8. In Kamta Prasad v. Additional District Magistrate (City), Kanpur, Civil Misc. Writ Petn. No. 5269 of 1973 decided on Feb. 26, 1976, a learned single Judge of this Court (K.C. Agarwal, J.), following the principles laid down by the Supreme Court in Chenniappa Mudaliar's case (AIR 1969 SC 1068) (supra), held that the provisions of the Cantonments Act, 1924 did not entitle the Additional District Magistrate to dismiss the appeal in default.
9. In view of what we have said earlier, we are clearly of the opinion that the Prescribed Authority (The Additional District Magistrate, Kanpur) was in error in dismissing the appeals filed by the petitioner before it in respect of the year 1971-72 in default. The orders dated Oct. 30, 1972 passed by him in that respect were without jurisdiction.
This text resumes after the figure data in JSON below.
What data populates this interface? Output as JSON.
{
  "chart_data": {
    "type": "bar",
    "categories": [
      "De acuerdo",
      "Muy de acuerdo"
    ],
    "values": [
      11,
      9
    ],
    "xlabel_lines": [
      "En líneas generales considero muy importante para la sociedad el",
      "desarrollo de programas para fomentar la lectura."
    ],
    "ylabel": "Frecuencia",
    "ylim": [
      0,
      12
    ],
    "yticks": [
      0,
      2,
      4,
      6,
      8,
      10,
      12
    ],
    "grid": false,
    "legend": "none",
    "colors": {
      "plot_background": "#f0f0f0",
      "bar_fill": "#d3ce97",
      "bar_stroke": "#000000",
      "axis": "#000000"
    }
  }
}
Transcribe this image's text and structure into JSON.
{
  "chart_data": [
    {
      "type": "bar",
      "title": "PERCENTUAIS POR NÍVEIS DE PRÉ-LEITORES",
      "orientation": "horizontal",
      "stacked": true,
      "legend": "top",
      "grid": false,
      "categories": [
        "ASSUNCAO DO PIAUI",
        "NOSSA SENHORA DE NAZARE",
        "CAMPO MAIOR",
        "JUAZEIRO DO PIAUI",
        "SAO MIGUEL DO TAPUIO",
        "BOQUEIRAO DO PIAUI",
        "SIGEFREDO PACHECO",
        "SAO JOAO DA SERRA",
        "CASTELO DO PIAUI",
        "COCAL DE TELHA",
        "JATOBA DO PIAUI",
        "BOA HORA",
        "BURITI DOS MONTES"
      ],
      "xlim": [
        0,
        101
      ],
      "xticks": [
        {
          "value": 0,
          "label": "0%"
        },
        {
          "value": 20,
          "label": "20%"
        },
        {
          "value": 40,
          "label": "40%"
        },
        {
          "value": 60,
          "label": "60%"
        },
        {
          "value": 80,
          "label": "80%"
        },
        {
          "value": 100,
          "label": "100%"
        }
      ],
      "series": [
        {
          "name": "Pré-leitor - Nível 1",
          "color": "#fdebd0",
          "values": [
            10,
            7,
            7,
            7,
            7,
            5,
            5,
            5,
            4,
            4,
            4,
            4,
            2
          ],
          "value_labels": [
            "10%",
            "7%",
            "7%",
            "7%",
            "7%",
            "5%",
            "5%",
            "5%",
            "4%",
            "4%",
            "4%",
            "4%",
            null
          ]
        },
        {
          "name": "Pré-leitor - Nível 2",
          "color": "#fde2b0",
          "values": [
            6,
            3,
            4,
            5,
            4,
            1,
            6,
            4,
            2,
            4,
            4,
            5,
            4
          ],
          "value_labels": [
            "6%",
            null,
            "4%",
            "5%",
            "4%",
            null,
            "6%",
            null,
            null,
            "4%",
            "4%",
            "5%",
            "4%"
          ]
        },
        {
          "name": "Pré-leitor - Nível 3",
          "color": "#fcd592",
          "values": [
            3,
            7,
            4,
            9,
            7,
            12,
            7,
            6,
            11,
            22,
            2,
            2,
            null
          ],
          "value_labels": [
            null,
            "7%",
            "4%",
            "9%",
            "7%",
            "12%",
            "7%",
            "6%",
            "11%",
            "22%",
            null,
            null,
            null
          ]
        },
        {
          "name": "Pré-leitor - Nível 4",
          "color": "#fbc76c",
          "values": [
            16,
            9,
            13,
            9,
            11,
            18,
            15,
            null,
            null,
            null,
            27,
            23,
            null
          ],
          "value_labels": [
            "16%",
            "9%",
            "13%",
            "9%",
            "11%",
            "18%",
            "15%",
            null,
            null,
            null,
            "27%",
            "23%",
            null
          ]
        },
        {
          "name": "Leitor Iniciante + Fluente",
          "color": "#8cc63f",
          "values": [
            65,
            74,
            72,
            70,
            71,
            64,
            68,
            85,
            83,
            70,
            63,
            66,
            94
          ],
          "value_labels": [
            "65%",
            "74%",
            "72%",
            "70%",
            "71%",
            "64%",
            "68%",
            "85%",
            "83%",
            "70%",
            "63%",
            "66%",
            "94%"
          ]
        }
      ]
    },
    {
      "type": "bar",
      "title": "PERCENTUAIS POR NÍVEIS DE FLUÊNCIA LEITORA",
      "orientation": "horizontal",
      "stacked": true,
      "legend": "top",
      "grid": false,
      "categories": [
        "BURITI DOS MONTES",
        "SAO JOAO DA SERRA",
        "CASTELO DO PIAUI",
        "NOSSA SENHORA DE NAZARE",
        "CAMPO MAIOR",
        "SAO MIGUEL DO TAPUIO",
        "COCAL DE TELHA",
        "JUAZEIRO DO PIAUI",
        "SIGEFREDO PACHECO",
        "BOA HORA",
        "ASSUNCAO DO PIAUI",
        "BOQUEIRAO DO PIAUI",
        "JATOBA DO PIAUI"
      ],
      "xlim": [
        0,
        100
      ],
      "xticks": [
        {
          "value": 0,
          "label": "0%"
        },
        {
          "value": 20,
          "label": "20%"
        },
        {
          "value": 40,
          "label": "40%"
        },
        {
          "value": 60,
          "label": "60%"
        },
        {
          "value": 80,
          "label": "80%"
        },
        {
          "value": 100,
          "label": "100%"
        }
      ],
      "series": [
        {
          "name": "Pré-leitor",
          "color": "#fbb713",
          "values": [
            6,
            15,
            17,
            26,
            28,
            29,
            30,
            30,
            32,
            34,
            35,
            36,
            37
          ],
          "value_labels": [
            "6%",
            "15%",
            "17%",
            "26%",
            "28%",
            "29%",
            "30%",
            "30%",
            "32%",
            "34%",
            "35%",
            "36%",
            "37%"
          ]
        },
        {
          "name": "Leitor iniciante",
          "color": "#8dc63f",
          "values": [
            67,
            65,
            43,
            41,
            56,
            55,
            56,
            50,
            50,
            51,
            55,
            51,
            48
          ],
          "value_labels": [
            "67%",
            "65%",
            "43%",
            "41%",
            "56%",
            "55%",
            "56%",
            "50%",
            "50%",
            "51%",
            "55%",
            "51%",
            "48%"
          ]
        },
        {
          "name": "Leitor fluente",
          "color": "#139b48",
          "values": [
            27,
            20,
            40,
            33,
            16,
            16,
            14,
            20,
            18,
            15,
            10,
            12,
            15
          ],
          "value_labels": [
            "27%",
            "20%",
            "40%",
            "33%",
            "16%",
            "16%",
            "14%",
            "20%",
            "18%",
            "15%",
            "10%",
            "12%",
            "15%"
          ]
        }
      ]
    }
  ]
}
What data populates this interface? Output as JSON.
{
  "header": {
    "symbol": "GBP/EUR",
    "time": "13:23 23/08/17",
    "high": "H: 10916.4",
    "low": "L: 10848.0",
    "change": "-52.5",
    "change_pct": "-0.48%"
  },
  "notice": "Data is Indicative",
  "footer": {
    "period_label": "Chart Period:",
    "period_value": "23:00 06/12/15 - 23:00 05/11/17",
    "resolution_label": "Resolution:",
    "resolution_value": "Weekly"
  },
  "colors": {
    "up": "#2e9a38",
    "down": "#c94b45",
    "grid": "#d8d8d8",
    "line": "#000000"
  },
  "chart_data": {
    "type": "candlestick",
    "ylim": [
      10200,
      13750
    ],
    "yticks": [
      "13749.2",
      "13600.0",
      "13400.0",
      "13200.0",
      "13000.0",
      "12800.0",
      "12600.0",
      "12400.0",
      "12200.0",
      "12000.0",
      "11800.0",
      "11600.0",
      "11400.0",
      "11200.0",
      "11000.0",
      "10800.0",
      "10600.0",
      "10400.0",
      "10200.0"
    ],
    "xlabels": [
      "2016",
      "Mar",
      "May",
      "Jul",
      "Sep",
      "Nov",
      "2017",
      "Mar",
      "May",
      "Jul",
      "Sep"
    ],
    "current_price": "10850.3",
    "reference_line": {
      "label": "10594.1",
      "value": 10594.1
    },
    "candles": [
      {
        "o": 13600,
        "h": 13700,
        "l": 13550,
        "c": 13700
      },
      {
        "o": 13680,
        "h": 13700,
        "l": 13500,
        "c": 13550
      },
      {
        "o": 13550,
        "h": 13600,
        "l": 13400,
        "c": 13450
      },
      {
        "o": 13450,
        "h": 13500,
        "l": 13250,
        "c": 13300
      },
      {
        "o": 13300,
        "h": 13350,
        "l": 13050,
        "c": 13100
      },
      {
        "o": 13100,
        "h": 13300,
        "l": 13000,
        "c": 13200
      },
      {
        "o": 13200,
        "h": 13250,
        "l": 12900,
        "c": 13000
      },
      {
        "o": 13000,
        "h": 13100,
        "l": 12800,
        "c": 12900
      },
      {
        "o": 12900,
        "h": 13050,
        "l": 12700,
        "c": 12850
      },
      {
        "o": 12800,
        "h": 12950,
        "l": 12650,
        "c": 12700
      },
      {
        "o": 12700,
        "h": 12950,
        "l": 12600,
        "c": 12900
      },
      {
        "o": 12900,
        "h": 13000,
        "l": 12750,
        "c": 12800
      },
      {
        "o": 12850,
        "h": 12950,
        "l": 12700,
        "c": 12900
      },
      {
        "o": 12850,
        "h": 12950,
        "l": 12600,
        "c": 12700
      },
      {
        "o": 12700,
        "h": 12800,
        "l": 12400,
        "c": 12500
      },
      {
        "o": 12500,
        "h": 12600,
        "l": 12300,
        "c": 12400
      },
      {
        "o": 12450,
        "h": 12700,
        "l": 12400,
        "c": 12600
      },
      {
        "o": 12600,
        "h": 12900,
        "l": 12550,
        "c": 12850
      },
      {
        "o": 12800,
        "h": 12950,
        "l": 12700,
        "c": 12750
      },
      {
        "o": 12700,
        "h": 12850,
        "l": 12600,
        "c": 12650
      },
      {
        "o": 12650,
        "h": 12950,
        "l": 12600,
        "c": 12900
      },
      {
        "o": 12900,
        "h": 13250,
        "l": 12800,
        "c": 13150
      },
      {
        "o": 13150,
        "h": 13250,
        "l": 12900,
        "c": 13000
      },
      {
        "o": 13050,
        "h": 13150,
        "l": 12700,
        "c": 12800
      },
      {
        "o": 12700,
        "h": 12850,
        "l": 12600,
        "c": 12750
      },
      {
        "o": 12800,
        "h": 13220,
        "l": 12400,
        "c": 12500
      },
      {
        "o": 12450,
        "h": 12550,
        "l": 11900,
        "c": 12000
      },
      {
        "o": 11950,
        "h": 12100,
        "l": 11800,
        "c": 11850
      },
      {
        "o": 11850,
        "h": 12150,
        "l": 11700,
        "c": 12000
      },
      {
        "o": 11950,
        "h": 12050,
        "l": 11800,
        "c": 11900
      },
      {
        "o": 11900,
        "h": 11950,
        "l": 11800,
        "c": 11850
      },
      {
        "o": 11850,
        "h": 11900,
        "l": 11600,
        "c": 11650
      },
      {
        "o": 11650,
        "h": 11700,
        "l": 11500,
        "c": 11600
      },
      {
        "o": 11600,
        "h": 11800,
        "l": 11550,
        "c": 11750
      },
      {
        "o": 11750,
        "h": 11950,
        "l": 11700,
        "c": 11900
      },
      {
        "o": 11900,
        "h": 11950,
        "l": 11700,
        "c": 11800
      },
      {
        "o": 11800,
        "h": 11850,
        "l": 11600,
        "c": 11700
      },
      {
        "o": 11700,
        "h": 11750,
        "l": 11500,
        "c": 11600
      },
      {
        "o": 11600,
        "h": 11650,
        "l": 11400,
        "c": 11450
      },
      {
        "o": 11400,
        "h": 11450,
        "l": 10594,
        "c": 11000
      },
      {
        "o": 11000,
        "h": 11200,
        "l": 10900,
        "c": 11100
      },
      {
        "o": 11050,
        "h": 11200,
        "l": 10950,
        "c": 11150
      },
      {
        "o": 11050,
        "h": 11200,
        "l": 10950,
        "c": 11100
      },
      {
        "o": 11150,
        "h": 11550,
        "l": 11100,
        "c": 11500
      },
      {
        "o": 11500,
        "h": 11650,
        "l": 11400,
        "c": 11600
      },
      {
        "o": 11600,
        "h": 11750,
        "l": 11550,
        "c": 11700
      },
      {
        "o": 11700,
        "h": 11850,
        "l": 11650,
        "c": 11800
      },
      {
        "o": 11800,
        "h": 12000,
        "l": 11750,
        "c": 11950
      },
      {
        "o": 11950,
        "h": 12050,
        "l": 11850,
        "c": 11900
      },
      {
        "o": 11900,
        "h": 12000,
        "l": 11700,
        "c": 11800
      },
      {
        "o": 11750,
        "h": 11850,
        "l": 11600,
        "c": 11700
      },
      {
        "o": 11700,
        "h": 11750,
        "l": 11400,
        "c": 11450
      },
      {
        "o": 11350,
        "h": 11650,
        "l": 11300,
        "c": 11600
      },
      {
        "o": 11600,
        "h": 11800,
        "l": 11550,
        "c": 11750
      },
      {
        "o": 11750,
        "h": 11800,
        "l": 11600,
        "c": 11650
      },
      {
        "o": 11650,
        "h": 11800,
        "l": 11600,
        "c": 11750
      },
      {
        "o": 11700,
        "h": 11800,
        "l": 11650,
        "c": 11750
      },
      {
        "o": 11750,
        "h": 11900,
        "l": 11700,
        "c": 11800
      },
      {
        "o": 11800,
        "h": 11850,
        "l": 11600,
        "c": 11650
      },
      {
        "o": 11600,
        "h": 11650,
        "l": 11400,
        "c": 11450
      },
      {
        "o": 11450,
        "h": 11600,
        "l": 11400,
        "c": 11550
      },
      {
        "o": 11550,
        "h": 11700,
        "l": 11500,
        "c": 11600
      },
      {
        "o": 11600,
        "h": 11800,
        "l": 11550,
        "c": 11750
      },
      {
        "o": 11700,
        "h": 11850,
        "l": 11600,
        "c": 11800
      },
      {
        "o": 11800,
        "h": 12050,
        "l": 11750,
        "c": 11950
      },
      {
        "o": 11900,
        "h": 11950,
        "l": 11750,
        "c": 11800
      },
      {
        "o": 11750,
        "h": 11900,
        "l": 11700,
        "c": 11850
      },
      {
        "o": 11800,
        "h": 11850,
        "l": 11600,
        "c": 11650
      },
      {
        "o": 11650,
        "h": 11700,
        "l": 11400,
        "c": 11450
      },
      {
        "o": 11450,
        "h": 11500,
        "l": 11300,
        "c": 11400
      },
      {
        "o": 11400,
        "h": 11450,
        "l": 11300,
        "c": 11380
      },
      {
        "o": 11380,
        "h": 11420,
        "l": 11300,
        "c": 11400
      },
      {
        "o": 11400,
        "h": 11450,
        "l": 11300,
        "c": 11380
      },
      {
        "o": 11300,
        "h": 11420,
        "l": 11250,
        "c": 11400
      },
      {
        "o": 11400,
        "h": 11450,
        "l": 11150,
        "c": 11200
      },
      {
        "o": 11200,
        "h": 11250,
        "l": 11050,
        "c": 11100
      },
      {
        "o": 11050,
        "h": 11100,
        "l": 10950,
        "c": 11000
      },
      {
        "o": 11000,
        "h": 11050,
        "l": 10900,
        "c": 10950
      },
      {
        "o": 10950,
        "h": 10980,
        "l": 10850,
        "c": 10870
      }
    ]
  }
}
10. Since we have held that the orders dismissing the petitioner's appeals for default were without jurisdiction, it is not necessary for us to go into the further question whether the refusal of the Additional District Magistrate to restore the appeals to their original numbers was founded on justifiable reasons. Once the orders of Oct. 30, 1972 are held to be without jurisdiction, the inevitable consequence would be that the appellate authority would have to hear and dispose of the appeals filed by the petitioner on merits.
11. The petition succeeds and is allowed The orders dated Oct. 30, 1972 (Annexures 9 and 10 to the writ petition) dismissing the appeals Nos. 16 and 15 relating to the premises Nos. 361 and 368, Harrisganj, Kanpur respectively are quashed. The Additional District Magistrate (City) Kanpur is directed to restore the two appeals to their original numbers and dispose them of on merits after notice to both the parties.
12. We direct the parties to the petition to bear their own costs of this Court.